Fatigue

Materials and structure damage under repetitive loads also could be categorized as a type of steady state dynamic loading. In DBM, fatigue life of advanced structures such as metal foams and composites as well as conventional materials has been investigated. The current focus of DBM researching team is on Low Cycle Fatigue assessment of porous materials.

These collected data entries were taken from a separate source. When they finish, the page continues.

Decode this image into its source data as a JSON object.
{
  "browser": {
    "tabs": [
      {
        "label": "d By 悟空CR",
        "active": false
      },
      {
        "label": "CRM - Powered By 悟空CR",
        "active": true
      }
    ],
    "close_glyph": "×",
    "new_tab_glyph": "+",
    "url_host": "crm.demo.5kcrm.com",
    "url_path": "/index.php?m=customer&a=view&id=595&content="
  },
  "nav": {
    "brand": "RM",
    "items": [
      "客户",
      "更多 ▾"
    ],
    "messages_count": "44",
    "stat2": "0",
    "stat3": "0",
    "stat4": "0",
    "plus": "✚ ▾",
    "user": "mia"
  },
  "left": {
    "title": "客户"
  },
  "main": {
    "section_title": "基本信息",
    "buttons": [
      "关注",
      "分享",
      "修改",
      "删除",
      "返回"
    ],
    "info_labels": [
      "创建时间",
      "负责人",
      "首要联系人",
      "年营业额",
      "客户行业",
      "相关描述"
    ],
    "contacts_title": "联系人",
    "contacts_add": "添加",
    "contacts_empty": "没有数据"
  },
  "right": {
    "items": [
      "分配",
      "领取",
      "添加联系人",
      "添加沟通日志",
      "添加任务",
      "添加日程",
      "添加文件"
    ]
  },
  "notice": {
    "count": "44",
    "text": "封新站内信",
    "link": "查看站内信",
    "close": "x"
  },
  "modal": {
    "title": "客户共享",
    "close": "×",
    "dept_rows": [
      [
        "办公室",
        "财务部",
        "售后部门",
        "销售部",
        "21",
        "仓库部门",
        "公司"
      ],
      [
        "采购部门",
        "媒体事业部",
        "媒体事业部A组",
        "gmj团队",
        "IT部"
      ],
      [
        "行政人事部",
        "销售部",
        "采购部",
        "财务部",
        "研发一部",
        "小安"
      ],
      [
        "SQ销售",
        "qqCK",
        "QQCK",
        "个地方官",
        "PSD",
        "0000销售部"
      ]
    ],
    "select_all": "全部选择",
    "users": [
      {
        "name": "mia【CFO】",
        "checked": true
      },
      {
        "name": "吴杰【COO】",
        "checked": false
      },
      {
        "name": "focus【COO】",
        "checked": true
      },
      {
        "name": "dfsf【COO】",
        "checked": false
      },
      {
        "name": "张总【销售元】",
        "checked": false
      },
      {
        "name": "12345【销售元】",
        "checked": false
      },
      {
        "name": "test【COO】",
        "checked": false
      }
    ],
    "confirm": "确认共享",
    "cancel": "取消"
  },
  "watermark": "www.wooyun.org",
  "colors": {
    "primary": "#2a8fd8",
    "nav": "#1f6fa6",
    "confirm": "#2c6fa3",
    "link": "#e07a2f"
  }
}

Low-Cycle Fatigue Analysis Based on Entropy Generation
Fatigue failure is recognized as a major cause of material failure. All materials subjected to cyclic loading are prone to fatigue failure. Therefore, useful life prediction is major areas of interest in mechanical engineering. Generally, fatigue is a complicated process, affected by various factors. However, fatigue failure is the result of an irreversible process which is characterized by fundamental change in the nature of system and energy dissipation. As a result, recently fatigue damage is proposed based on thermodynamic entropy generation which has a comprehensive definition of fatigue damage. From a thermodynamic viewpoint, all damage mechanisms share a common feature of energy dissipation. Energy dissipation causes irreversibility in the system. In the thermodynamic approach, the irreversibility is quantified by entropy generation. Crack initiation and growth are irreversible phenomena in the fatigue process, resulting in entropy generation of the system.
Thermodynamic entropy expresses a variation of energy associated with a variation in the temperature. By considering the irreversible process, the second law of thermodynamics represents dS = dS^e+dSⁱ, dSⁱ⩾0 where dS^e is the entropy exchange (flow) with the surrounding and dSⁱ is entropy generation inside the system as  demonstrated in Figure.